BUZIOS - O avô de Marcos tinha 85 anos quando levou-o, ainda menino, com nove anos, para pescar com vara de bambu. Faz assim: corta o bambu, coloca uma linha nele de alto a baixo para que ganhe consistência e deixe-o o no sol para secar. Marcos estava quase desistindo, pois não pegava nada. De repente um enorme peixe galo, bojudo, pesadíssimo, mordeu a isca. Marcos gritou para o avô que não poderia levantar o bruto. O avô insistiu para que jogasse o peixe com toda a força para a praia, puxando o bicho pela linha atada ao bambu. Marcos conseguiu, mas não queria agarrar sua presa. O avô de novo disse que ia ensinar. Coloque o peixe debaixo do braço e tire o anzol.
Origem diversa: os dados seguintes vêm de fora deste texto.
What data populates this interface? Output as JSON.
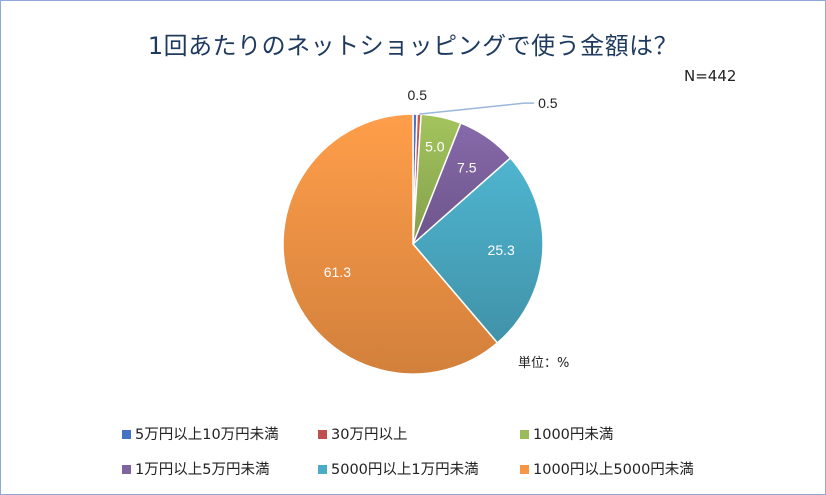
{
  "title": "1回あたりのネットショッピングで使う金額は？",
  "n_label": "N=442",
  "unit_label": "単位：%",
  "chart_data": {
    "type": "pie",
    "title": "1回あたりのネットショッピングで使う金額は？",
    "slices": [
      {
        "name": "5万円以上10万円未満",
        "value": 0.5,
        "label": "0.5",
        "color": "#4472c4"
      },
      {
        "name": "30万円以上",
        "value": 0.5,
        "label": "0.5",
        "color": "#c0504d"
      },
      {
        "name": "1000円未満",
        "value": 5.0,
        "label": "5.0",
        "color": "#9bbb59"
      },
      {
        "name": "1万円以上5万円未満",
        "value": 7.5,
        "label": "7.5",
        "color": "#8064a2"
      },
      {
        "name": "5000円以上1万円未満",
        "value": 25.3,
        "label": "25.3",
        "color": "#4bacc6"
      },
      {
        "name": "1000円以上5000円未満",
        "value": 61.3,
        "label": "61.3",
        "color": "#f79646"
      }
    ],
    "legend_position": "bottom"
  }
}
Quando o garoto chegou em casa, houve festa, feijoada e peixe com farofa. É assim o mar dos marinheiros de Búzios. Todas essas histórias são reais. Contou-me Marcos Carvalho, que chegou ontem com minha filha Juliana a esta praia do sul. Combinamos que agora sim vou voltar a pescar. Preciso me preparar. Vou ser avô de um filho de marinheiro e tenho que recordar todas as lições do seu Ortiz, pescador de água doce.